One of my favorite Shakespeare quotes is from Julius Caesar and is spoken by Cassius. He’s trying to get Brutus to stop Caesar and reminds him that “The fault, dear Brutus, is not in our stars, but in ourselves, that we are underlings”. In other words, we control our own destinies, not fate.

 

Employment Exhibition

(Photo credit: Modern_Language_Center)

 

I thought of that this morning as I saw some research on recruiting from the folks at Bullhorn. It’s an annual survey of recruiting professionals and in it they asked about what those folks perceived to be the biggest challenge they would face this year.  As MediaPost reported:

 

Recruiting professionals listed their biggest challenge for 2013 as a lack of skilled candidates (33%).
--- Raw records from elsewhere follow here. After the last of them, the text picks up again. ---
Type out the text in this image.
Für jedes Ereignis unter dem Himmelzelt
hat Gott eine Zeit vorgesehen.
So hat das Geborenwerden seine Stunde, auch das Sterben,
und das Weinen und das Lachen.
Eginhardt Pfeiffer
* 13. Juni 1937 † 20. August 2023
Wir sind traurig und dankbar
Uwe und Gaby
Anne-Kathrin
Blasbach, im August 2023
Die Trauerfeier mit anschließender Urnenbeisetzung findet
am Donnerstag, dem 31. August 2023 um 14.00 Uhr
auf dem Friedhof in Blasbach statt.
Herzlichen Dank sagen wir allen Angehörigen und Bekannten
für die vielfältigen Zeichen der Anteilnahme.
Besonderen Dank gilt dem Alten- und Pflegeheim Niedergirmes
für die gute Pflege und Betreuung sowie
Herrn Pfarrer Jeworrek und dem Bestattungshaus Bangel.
Additionally, in a separate question, 76.1% of respondents claimed to have a shortage of skilled candidates in their respective recruiting sectors.

 

What does this have to do with the Shakespeare quote?  We’re in the midst of a nasty employment cycle.  You’ll notice I said “employment” cycle, not economic.  The stock market is back to where it was in 2000 and  corporate earnings have doubled since then.  Even so, employment is soft.  Part of that has to do with how technology has made many processes way more efficient.  I think it’s had another effect which has to do with why qualified job candidates are so hard to find.

 

Many managers have come to think of employees as disposable.  They’re lucky to have jobs and if they’re not happy there are lots of people available.   Due to this, there’s less of an emphasis on training and development   The tech factor is at work here as well – think about how many people can’t write properly because the machine checks spelling and grammar (but not meaning or homophones or homonyms).   We don’t train so people are less skilled.  Because they’re less skilled, the recruiters have a small pool from which to draw.  The fault, dear hiring employer, is in ourselves.  You agree?